APRIL 21, 2009 -- IEEE (search Lightwave for IEEE) has announced that IEEE P802.1Qay, the industry's first connection-oriented technology for next-generation service provider networks, has completed the IEEE sponsor ballot process and entered the final phase of ratification. The working group has achieved technical agreement on P802.1Qay, which adapts Ethernet technology to the role of providing carrier-class packet transport networks, and has handed it over to the IEEE Standards Board for a final review of the standardization process.
"As chair of the IEEE 802.1 Working Group, I'd like to congratulate and thank the 802.1 Interworking Task Group for two years of hard work and dedication," says Tony Jeffree. "Using IEEE's thorough standards-development process will result in our delivering a standard aimed at improving the ability of service providers to deliver the cost-effective, high-bandwidth multimedia services that today's business and consumer customers are demanding."
Created to bring connection-oriented characteristics and deterministic behavior to Ethernet, IEEE P802.1Qay, "IEEE Standard for Local and Metropolitan Area Networks -- Virtual Bridged Local Area Networks -- Amendment: Provider Backbone Bridge Traffic Engineering," defines Provider Backbone Bridge Traffic Engineering (PBB-TE), a technology that enables service providers to explicitly set up traffic engineered paths across a Carrier Ethernet network. The standard also furnishes the ability to organize the traffic engineered path into service provider-defined linear protection groups to provide 1:1 resiliency. PBB-TE is based on layered VLAN tags and MAC-in-MAC encapsulation as defined in IEEE 802.1ah, Provider Backbone Bridging (PBB). By turning off Ethernet's spanning tree and media-access-control address-flooding and learning characteristics, PBB-TE enables Ethernet to evolve into an Ethernet transport resource layer capable of replacing SONET/SDH as the data layer within next-generation transport architectures.

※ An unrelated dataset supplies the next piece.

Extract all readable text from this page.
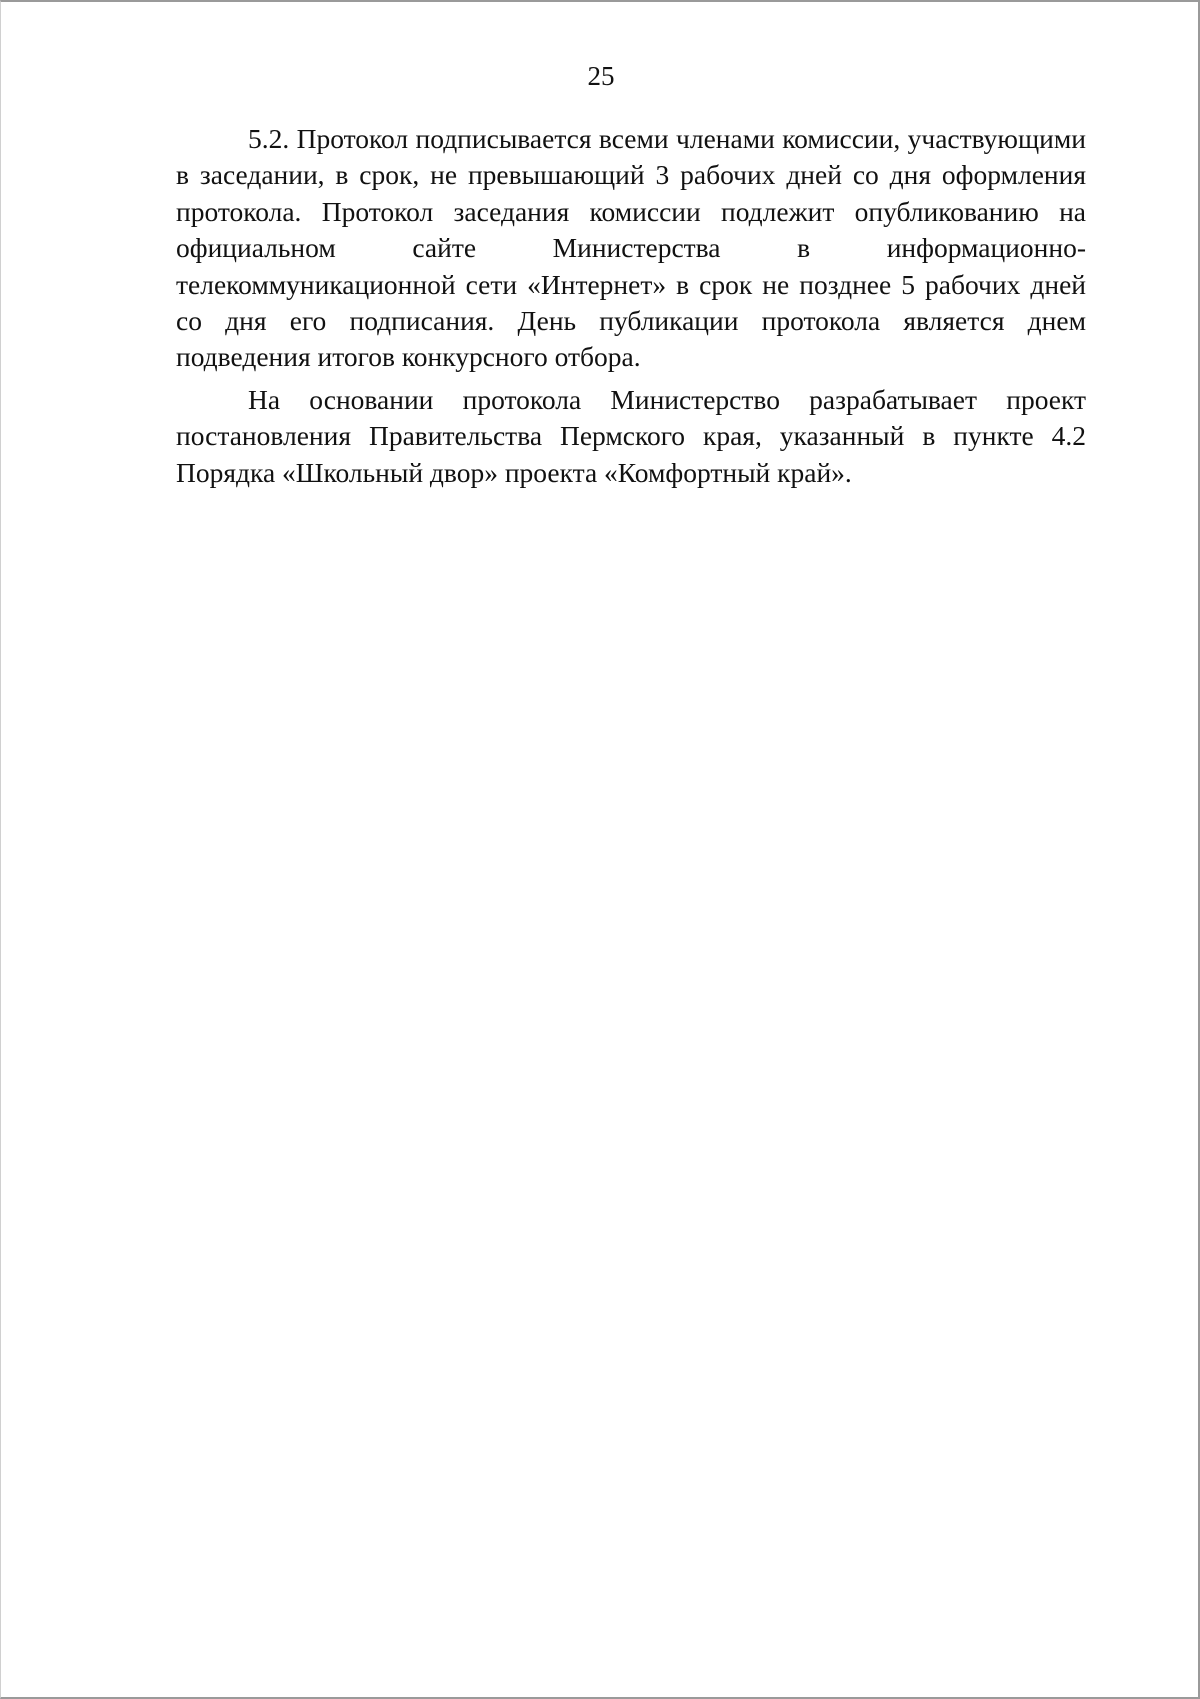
25

5.2. Протокол подписывается всеми членами комиссии, участвующими в заседании, в срок, не превышающий 3 рабочих дней со дня оформления протокола. Протокол заседания комиссии подлежит опубликованию на официальном сайте Министерства в информационно-телекоммуникационной сети «Интернет» в срок не позднее 5 рабочих дней со дня его подписания. День публикации протокола является днем подведения итогов конкурсного отбора.

На основании протокола Министерство разрабатывает проект постановления Правительства Пермского края, указанный в пункте 4.2 Порядка «Школьный двор» проекта «Комфортный край».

Key features of PBB-TE include:
- traffic engineering and resiliency
- secure, deterministic delivery
- service scalability
- operational simplicity
- service and transport layer independence
- Higher return on investment compared to alternative technologies, from leveraging the economies of scale inherent in Ethernet
"Every major service provider in the world is in some stage of planning or making moves toward an IP NGN packet network, for which a key ingredient to replace or displace SONET/SDH is connection-oriented Ethernet (COE). One of the principal COE options is PBB-TE, so reaching technical consensus on IEEE 802.1Qay is a major milestone for the industry," says Michael Howard, principal analyst at Infonetics Research (search Lightwave for Infonetics). "802.1Qay is designed to give service providers the SONET/SDH-like resiliency and determinism they need for their IP packet networks, while staying within the less expensive domain of Ethernet transport."